SUN TUNNELS Holt's art aims to retrain our eyes to better experience the world around us.
When Nancy Holt first traveled west in 1968, where she would later create her most iconic work, she landed in the desert at the Las Vegas airport. "The landscape, the openness, was similar to the spaciousness I felt within," she recalls in the catalog for "Sightlines," which was organized by Alena J. Williams for Columbia University and is now on view at the Tufts University Art Gallery (40 Talbot Ave, Medford, through April 1).
Holt is part explorer, part surveyor, part hippie/New Age dreamer. And this thorough survey of her art from 1966 to '80 shows her finding her way to becoming one of the pioneers of the "Land Art" or "Earthworks" movement.

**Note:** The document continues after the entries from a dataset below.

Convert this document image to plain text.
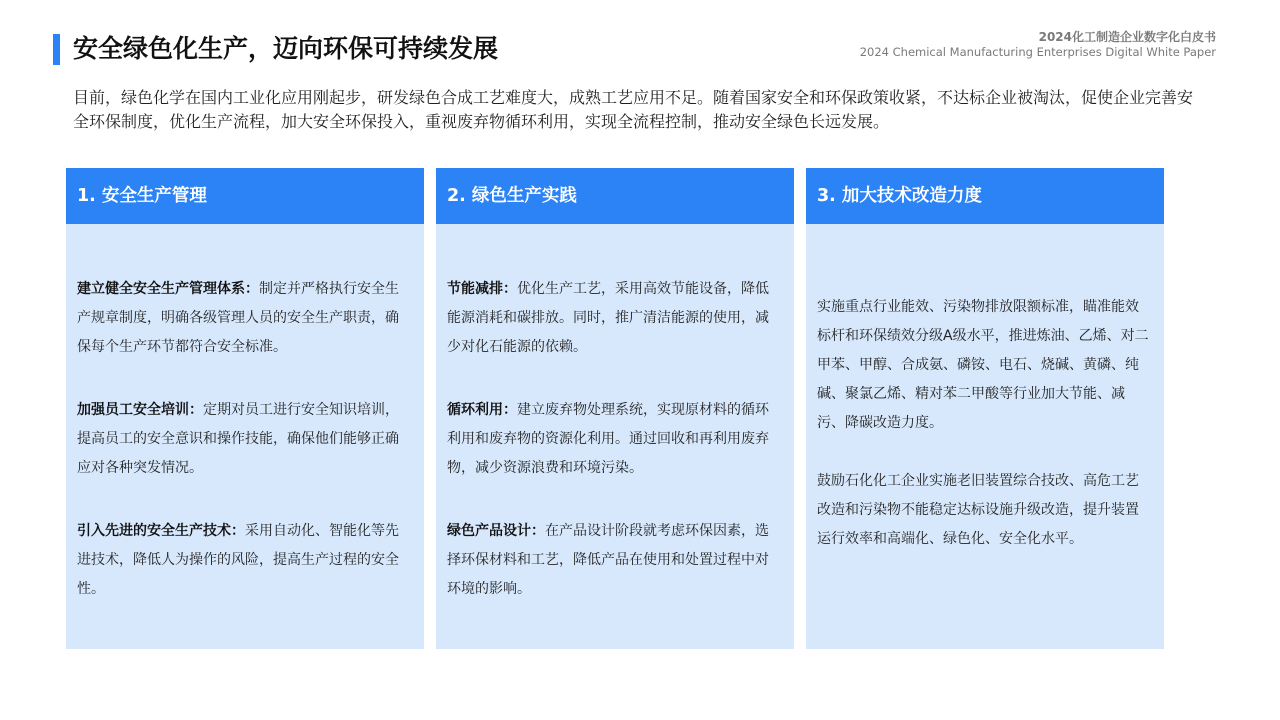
安全绿色化生产，迈向环保可持续发展	2024化工制造企业数字化白皮书
2024 Chemical Manufacturing Enterprises Digital White Paper

目前，绿色化学在国内工业化应用刚起步，研发绿色合成工艺难度大，成熟工艺应用不足。随着国家安全和环保政策收紧，不达标企业被淘汰，促使企业完善安全环保制度，优化生产流程，加大安全环保投入，重视废弃物循环利用，实现全流程控制，推动安全绿色长远发展。

1. 安全生产管理

建立健全安全生产管理体系：制定并严格执行安全生产规章制度，明确各级管理人员的安全生产职责，确保每个生产环节都符合安全标准。

加强员工安全培训：定期对员工进行安全知识培训，提高员工的安全意识和操作技能，确保他们能够正确应对各种突发情况。

引入先进的安全生产技术：采用自动化、智能化等先进技术，降低人为操作的风险，提高生产过程的安全性。

2. 绿色生产实践

节能减排：优化生产工艺，采用高效节能设备，降低能源消耗和碳排放。同时，推广清洁能源的使用，减少对化石能源的依赖。

循环利用：建立废弃物处理系统，实现原材料的循环利用和废弃物的资源化利用。通过回收和再利用废弃物，减少资源浪费和环境污染。

绿色产品设计：在产品设计阶段就考虑环保因素，选择环保材料和工艺，降低产品在使用和处置过程中对环境的影响。

3. 加大技术改造力度

实施重点行业能效、污染物排放限额标准，瞄准能效标杆和环保绩效分级A级水平，推进炼油、乙烯、对二甲苯、甲醇、合成氨、磷铵、电石、烧碱、黄磷、纯碱、聚氯乙烯、精对苯二甲酸等行业加大节能、减污、降碳改造力度。

鼓励石化化工企业实施老旧装置综合技改、高危工艺改造和污染物不能稳定达标设施升级改造，提升装置运行效率和高端化、绿色化、安全化水平。
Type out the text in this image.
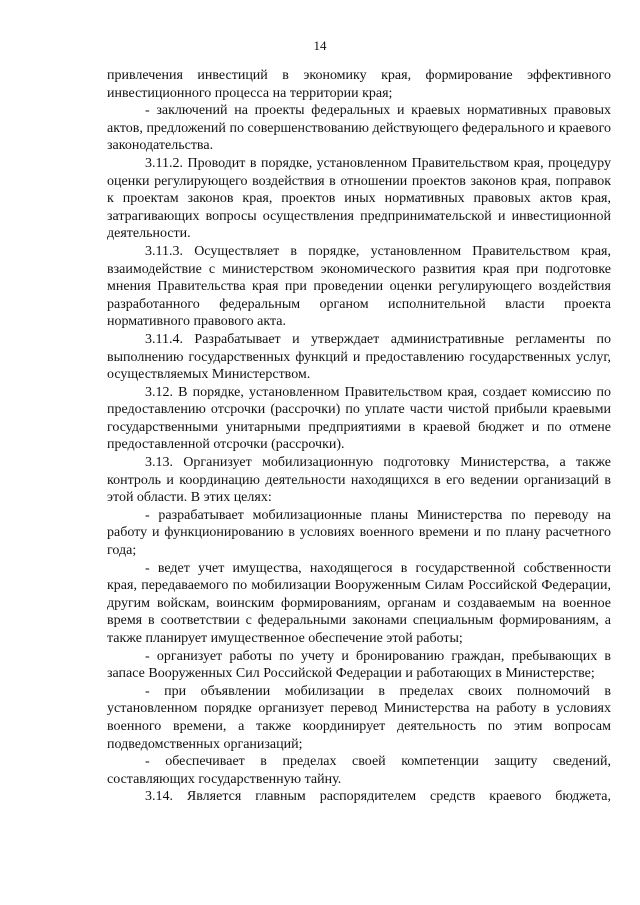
14

привлечения инвестиций в экономику края, формирование эффективного инвестиционного процесса на территории края;

- заключений на проекты федеральных и краевых нормативных правовых актов, предложений по совершенствованию действующего федерального и краевого законодательства.

3.11.2. Проводит в порядке, установленном Правительством края, процедуру оценки регулирующего воздействия в отношении проектов законов края, поправок к проектам законов края, проектов иных нормативных правовых актов края, затрагивающих вопросы осуществления предпринимательской и инвестиционной деятельности.

3.11.3. Осуществляет в порядке, установленном Правительством края, взаимодействие с министерством экономического развития края при подготовке мнения Правительства края при проведении оценки регулирующего воздействия разработанного федеральным органом исполнительной власти проекта нормативного правового акта.

3.11.4. Разрабатывает и утверждает административные регламенты по выполнению государственных функций и предоставлению государственных услуг, осуществляемых Министерством.

3.12. В порядке, установленном Правительством края, создает комиссию по предоставлению отсрочки (рассрочки) по уплате части чистой прибыли краевыми государственными унитарными предприятиями в краевой бюджет и по отмене предоставленной отсрочки (рассрочки).

3.13. Организует мобилизационную подготовку Министерства, а также контроль и координацию деятельности находящихся в его ведении организаций в этой области. В этих целях:

- разрабатывает мобилизационные планы Министерства по переводу на работу и функционированию в условиях военного времени и по плану расчетного года;

- ведет учет имущества, находящегося в государственной собственности края, передаваемого по мобилизации Вооруженным Силам Российской Федерации, другим войскам, воинским формированиям, органам и создаваемым на военное время в соответствии с федеральными законами специальным формированиям, а также планирует имущественное обеспечение этой работы;

- организует работы по учету и бронированию граждан, пребывающих в запасе Вооруженных Сил Российской Федерации и работающих в Министерстве;

- при объявлении мобилизации в пределах своих полномочий в установленном порядке организует перевод Министерства на работу в условиях военного времени, а также координирует деятельность по этим вопросам подведомственных организаций;

- обеспечивает в пределах своей компетенции защиту сведений, составляющих государственную тайну.

3.14. Является главным распорядителем средств краевого бюджета,
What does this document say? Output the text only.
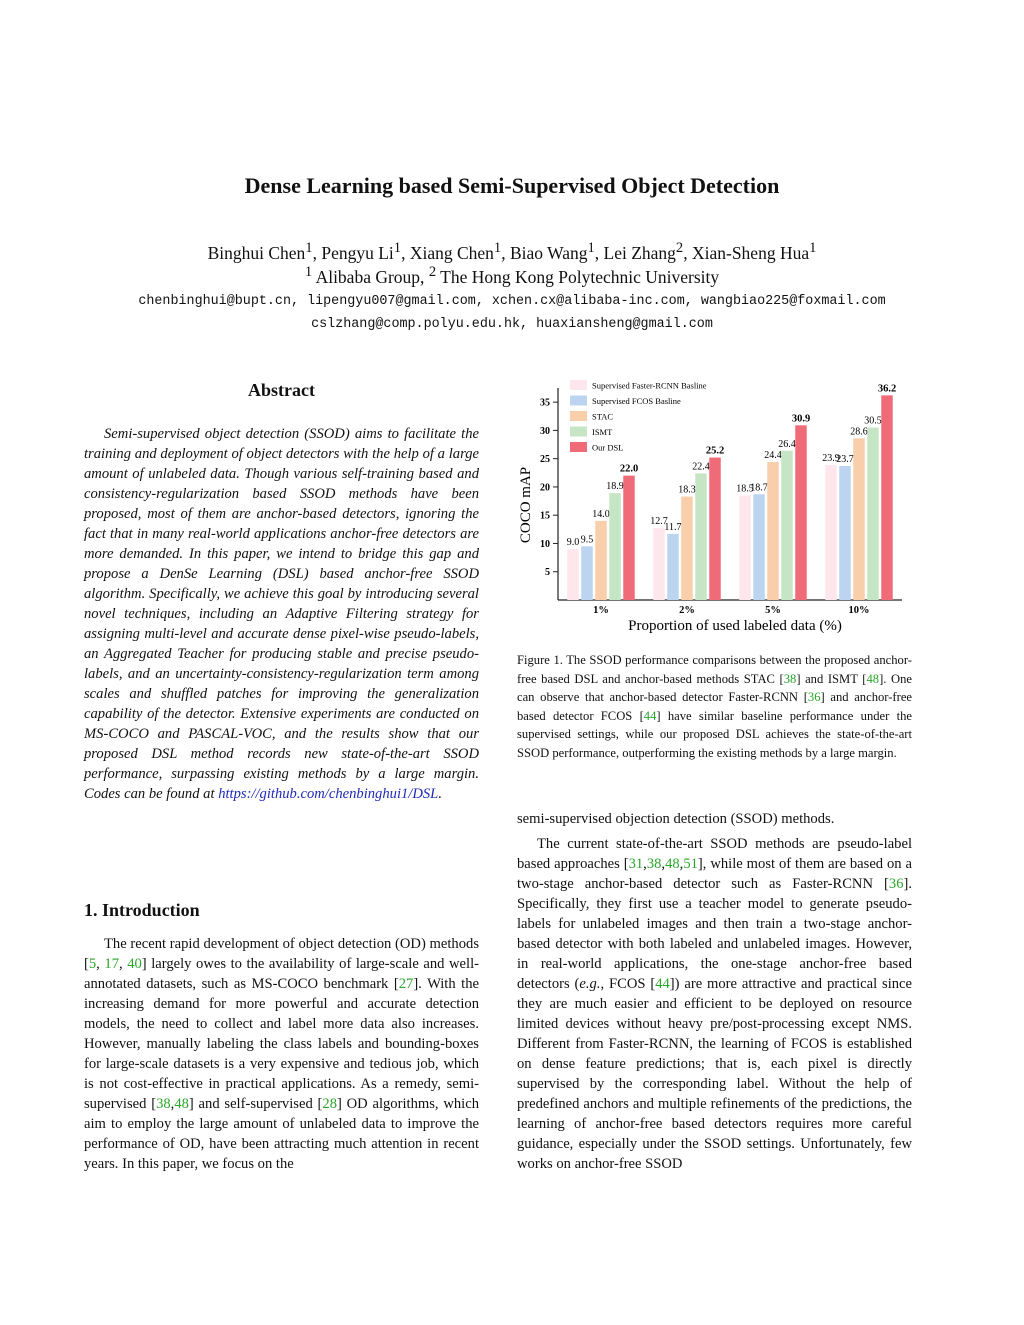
Dense Learning based Semi-Supervised Object Detection
Binghui Chen$^1$, Pengyu Li$^1$, Xiang Chen$^1$, Biao Wang$^1$, Lei Zhang$^2$, Xian-Sheng Hua$^1$
$^1$ Alibaba Group, $^2$ The Hong Kong Polytechnic University
chenbinghui@bupt.cn, lipengyu007@gmail.com, xchen.cx@alibaba-inc.com, wangbiao225@foxmail.com
cslzhang@comp.polyu.edu.hk, huaxiansheng@gmail.com
Abstract
Semi-supervised object detection (SSOD) aims to facilitate the training and deployment of object detectors with the help of a large amount of unlabeled data. Though various self-training based and consistency-regularization based SSOD methods have been proposed, most of them are anchor-based detectors, ignoring the fact that in many real-world applications anchor-free detectors are more demanded. In this paper, we intend to bridge this gap and propose a DenSe Learning (DSL) based anchor-free SSOD algorithm. Specifically, we achieve this goal by introducing several novel techniques, including an Adaptive Filtering strategy for assigning multi-level and accurate dense pixel-wise pseudo-labels, an Aggregated Teacher for producing stable and precise pseudo-labels, and an uncertainty-consistency-regularization term among scales and shuffled patches for improving the generalization capability of the detector. Extensive experiments are conducted on MS-COCO and PASCAL-VOC, and the results show that our proposed DSL method records new state-of-the-art SSOD performance, surpassing existing methods by a large margin. Codes can be found at https://github.com/chenbinghui1/DSL.
1. Introduction
The recent rapid development of object detection (OD) methods [5, 17, 40] largely owes to the availability of large-scale and well-annotated datasets, such as MS-COCO benchmark [27]. With the increasing demand for more powerful and accurate detection models, the need to collect and label more data also increases. However, manually labeling the class labels and bounding-boxes for large-scale datasets is a very expensive and tedious job, which is not cost-effective in practical applications. As a remedy, semi-supervised [38,48] and self-supervised [28] OD algorithms, which aim to employ the large amount of unlabeled data to improve the performance of OD, have been attracting much attention in recent years. In this paper, we focus on the
5
10
15
20
25
30
35
9.0 9.5
14.0
18.9
22.0
1%
12.7
11.7
18.3
22.4
25.2
2%
18.5
18.7
24.4
26.4
30.9
5%
23.9
23.7
28.6
30.5
36.2
10%
Supervised Faster-RCNN Basline
Supervised FCOS Basline
STAC
ISMT
Our DSL
COCO mAP
Proportion of used labeled data (%)
Figure 1. The SSOD performance comparisons between the proposed anchor-free based DSL and anchor-based methods STAC [38] and ISMT [48]. One can observe that anchor-based detector Faster-RCNN [36] and anchor-free based detector FCOS [44] have similar baseline performance under the supervised settings, while our proposed DSL achieves the state-of-the-art SSOD performance, outperforming the existing methods by a large margin.
semi-supervised objection detection (SSOD) methods.
The current state-of-the-art SSOD methods are pseudo-label based approaches [31,38,48,51], while most of them are based on a two-stage anchor-based detector such as Faster-RCNN [36]. Specifically, they first use a teacher model to generate pseudo-labels for unlabeled images and then train a two-stage anchor-based detector with both labeled and unlabeled images. However, in real-world applications, the one-stage anchor-free based detectors (e.g., FCOS [44]) are more attractive and practical since they are much easier and efficient to be deployed on resource limited devices without heavy pre/post-processing except NMS. Different from Faster-RCNN, the learning of FCOS is established on dense feature predictions; that is, each pixel is directly supervised by the corresponding label. Without the help of predefined anchors and multiple refinements of the predictions, the learning of anchor-free based detectors requires more careful guidance, especially under the SSOD settings. Unfortunately, few works on anchor-free SSOD
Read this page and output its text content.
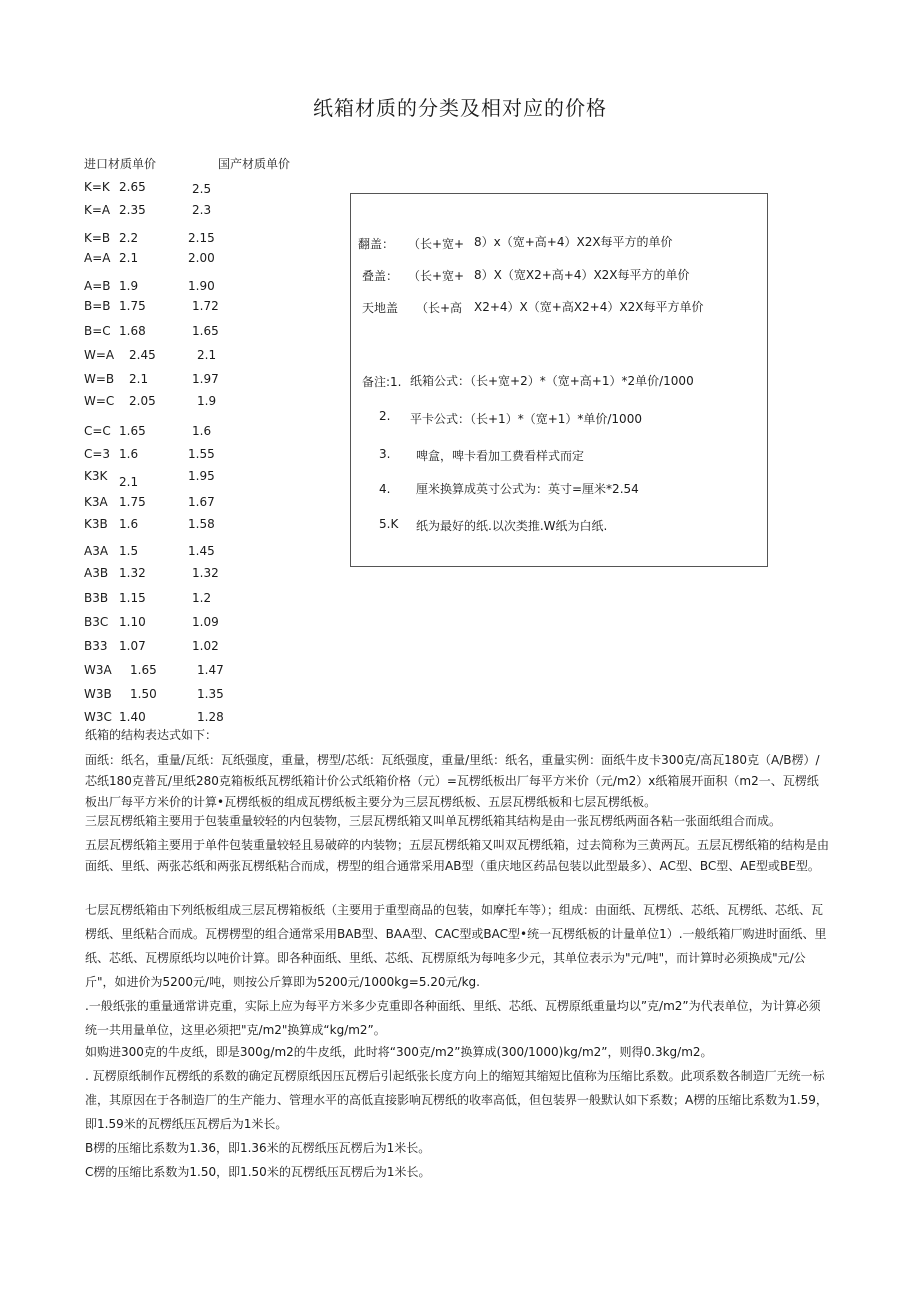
纸箱材质的分类及相对应的价格
进口材质单价	国产材质单价
K=K 2.65	2.5
K=A 2.35	2.3
K=B 2.2	2.15
A=A 2.1	2.00
A=B 1.9	1.90
B=B 1.75	1.72
B=C 1.68	1.65
W=A 2.45	2.1
W=B 2.1	1.97
W=C 2.05	1.9
C=C 1.65	1.6
C=3 1.6	1.55
K3K 2.1	1.95
K3A 1.75	1.67
K3B 1.6	1.58
A3A 1.5	1.45
A3B 1.32	1.32
B3B 1.15	1.2
B3C 1.10	1.09
B33 1.07	1.02
W3A 1.65	1.47
W3B 1.50	1.35
W3C 1.40	1.28
翻盖： （长+宽+ 8）x（宽+高+4）X2X每平方的单价
叠盖： （长+宽+ 8）X（宽X2+高+4）X2X每平方的单价
天地盖 （长+高 X2+4）X（宽+高X2+4）X2X每平方单价
备注:1. 纸箱公式：（长+宽+2）*（宽+高+1）*2单价/1000
2. 平卡公式：（长+1）*（宽+1）*单价/1000
3. 啤盒，啤卡看加工费看样式而定
4. 厘米换算成英寸公式为：英寸=厘米*2.54
5.K 纸为最好的纸.以次类推.W纸为白纸.
纸箱的结构表达式如下：
面纸：纸名，重量/瓦纸：瓦纸强度，重量，楞型/芯纸：瓦纸强度，重量/里纸：纸名，重量实例：面纸牛皮卡300克/高瓦180克（A/B楞）/芯纸180克普瓦/里纸280克箱板纸瓦楞纸箱计价公式纸箱价格（元）=瓦楞纸板出厂每平方米价（元/m2）x纸箱展开面积（m2一、瓦楞纸板出厂每平方米价的计算•瓦楞纸板的组成瓦楞纸板主要分为三层瓦楞纸板、五层瓦楞纸板和七层瓦楞纸板。
三层瓦楞纸箱主要用于包装重量较轻的内包装物，三层瓦楞纸箱又叫单瓦楞纸箱其结构是由一张瓦楞纸两面各粘一张面纸组合而成。
五层瓦楞纸箱主要用于单件包装重量较轻且易破碎的内装物；五层瓦楞纸箱又叫双瓦楞纸箱，过去简称为三黄两瓦。五层瓦楞纸箱的结构是由面纸、里纸、两张芯纸和两张瓦楞纸粘合而成，楞型的组合通常采用AB型（重庆地区药品包装以此型最多）、AC型、BC型、AE型或BE型。
七层瓦楞纸箱由下列纸板组成三层瓦楞箱板纸（主要用于重型商品的包装，如摩托车等）；组成：由面纸、瓦楞纸、芯纸、瓦楞纸、芯纸、瓦楞纸、里纸粘合而成。瓦楞楞型的组合通常采用BAB型、BAA型、CAC型或BAC型•统一瓦楞纸板的计量单位1）.一般纸箱厂购进时面纸、里纸、芯纸、瓦楞原纸均以吨价计算。即各种面纸、里纸、芯纸、瓦楞原纸为每吨多少元，其单位表示为"元/吨"，而计算时必须换成"元/公斤"，如进价为5200元/吨，则按公斤算即为5200元/1000kg=5.20元/kg.
.一般纸张的重量通常讲克重，实际上应为每平方米多少克重即各种面纸、里纸、芯纸、瓦楞原纸重量均以”克/m2”为代表单位，为计算必须统一共用量单位，这里必须把"克/m2"换算成“kg/m2”。
如购进300克的牛皮纸，即是300g/m2的牛皮纸，此时将“300克/m2”换算成(300/1000)kg/m2”，则得0.3kg/m2。
. 瓦楞原纸制作瓦楞纸的系数的确定瓦楞原纸因压瓦楞后引起纸张长度方向上的缩短其缩短比值称为压缩比系数。此项系数各制造厂无统一标准，其原因在于各制造厂的生产能力、管理水平的高低直接影响瓦楞纸的收率高低，但包装界一般默认如下系数；A楞的压缩比系数为1.59，即1.59米的瓦楞纸压瓦楞后为1米长。
B楞的压缩比系数为1.36，即1.36米的瓦楞纸压瓦楞后为1米长。
C楞的压缩比系数为1.50，即1.50米的瓦楞纸压瓦楞后为1米长。
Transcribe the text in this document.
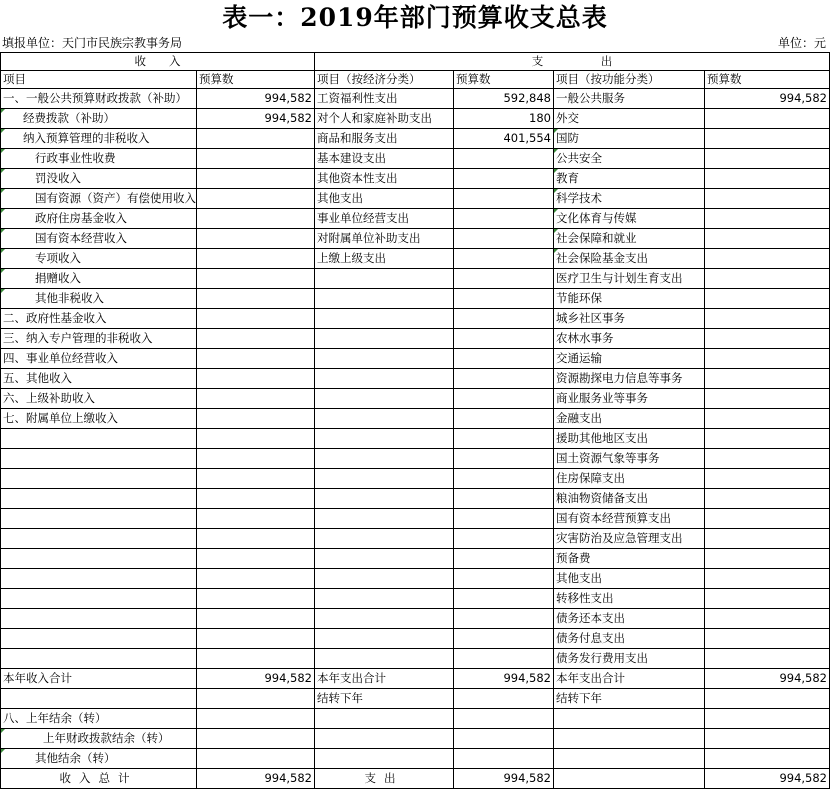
表一：2019年部门预算收支总表
填报单位：天门市民族宗教事务局	单位：元
收　　入		支　　　　　出			
项目	预算数	项目（按经济分类）	预算数	项目（按功能分类）	预算数
一、一般公共预算财政拨款（补助）	994,582	工资福利性支出	592,848	一般公共服务	994,582
经费拨款（补助）	994,582	对个人和家庭补助支出	180	外交	
纳入预算管理的非税收入		商品和服务支出	401,554	国防	
行政事业性收费		基本建设支出		公共安全	
罚没收入		其他资本性支出		教育	
国有资源（资产）有偿使用收入		其他支出		科学技术	
政府住房基金收入		事业单位经营支出		文化体育与传媒	
国有资本经营收入		对附属单位补助支出		社会保障和就业	
专项收入		上缴上级支出		社会保险基金支出	
捐赠收入				医疗卫生与计划生育支出	
其他非税收入				节能环保	
二、政府性基金收入				城乡社区事务	
三、纳入专户管理的非税收入				农林水事务	
四、事业单位经营收入				交通运输	
五、其他收入				资源勘探电力信息等事务	
六、上级补助收入				商业服务业等事务	
七、附属单位上缴收入				金融支出	
				援助其他地区支出	
				国土资源气象等事务	
				住房保障支出	
				粮油物资储备支出	
				国有资本经营预算支出	
				灾害防治及应急管理支出	
				预备费	
				其他支出	
				转移性支出	
				债务还本支出	
				债务付息支出	
				债务发行费用支出	
本年收入合计	994,582	本年支出合计	994,582	本年支出合计	994,582
		结转下年		结转下年	
八、上年结余（转）					
上年财政拨款结余（转）					
其他结余（转）					
收入总计	994,582	支出	994,582		994,582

She was born in Worcester, grew up in New Jersey, studied at Tufts (class of 1960), and settled in New York, where she lived until moving to Galisteo, New Mexico, in 1995. Her art aims to retrain our eyes to better experience the world around us. In 1971 and '72, she set up "locators" — metal pipes set up on stands like telescopes without lenses — to focus visitors' views in her studio, a gallery, and a grassy Montana field. Similarly, she bored a 66-foot-long pipe through a sand dune at Narragansett Beach in Rhode Island in 1972. Look through to grassy dunes or sparkling beach.
For her best known work, Sun Tunnels (1973-76), she arrayed four 9-foot-wide, 18-foot-long, 22-ton, reinforced concrete tubes like an X in the middle of acres of open, scrubby, windswept, cracked desert — land she had bought in Utah's Great Basin Desert — ringed by low mountains. The tubes are monumental "locators," framing peaks at the horizon.
A 26-minute 1978 film documents Sun Tunnels' construction and shows how sunset and sunrise on the summer solstice are framed by the tubes. This is about connecting earth and sky, about thinking in cosmic time. "I wanted to bring the vast space of the desert back to the human scale," she wrote in 1977. "Through the tunnels, parts of the landscape are framed and come into focus."
"Sight Lines" reveals Holt as a photographer and filmmaker, but primarily offers documents of site-specific projects that feel like simultaneously tantalizing and frustrating postcards from remote places you may never get to. It's hard to tell if they're worth the long desert pilgrimage.
Earthworks were inspired by '60s ideas of new ways of living (see Whole Earth Catalog), environmentalism (the first Earth Day was in 1970), anti-consumerism, Egyptian pyramids, Stonehenge, the 1969 moon landing, and New York Minimalist and Conceptualist art. Holt's husband Robert Smithson — the creator of Spiral Jetty, who died in 1973 — got the name "Earthworks" from the title of Brian Aldiss's 1966 sci-fi novel about pollution, development, and overpopulation that destroys the earth.
But it's hard to reconcile this ecological spirit with the art — often macho, expensive, industrial-scale alteration of landscapes. Holt abandoned projects in Utah in the '70s after she had trouble getting funding for art on her own properties. (Sexism also limited funding for women.) Instead she turned to public art for government or college sites, including Wellesley and UMass Dartmouth.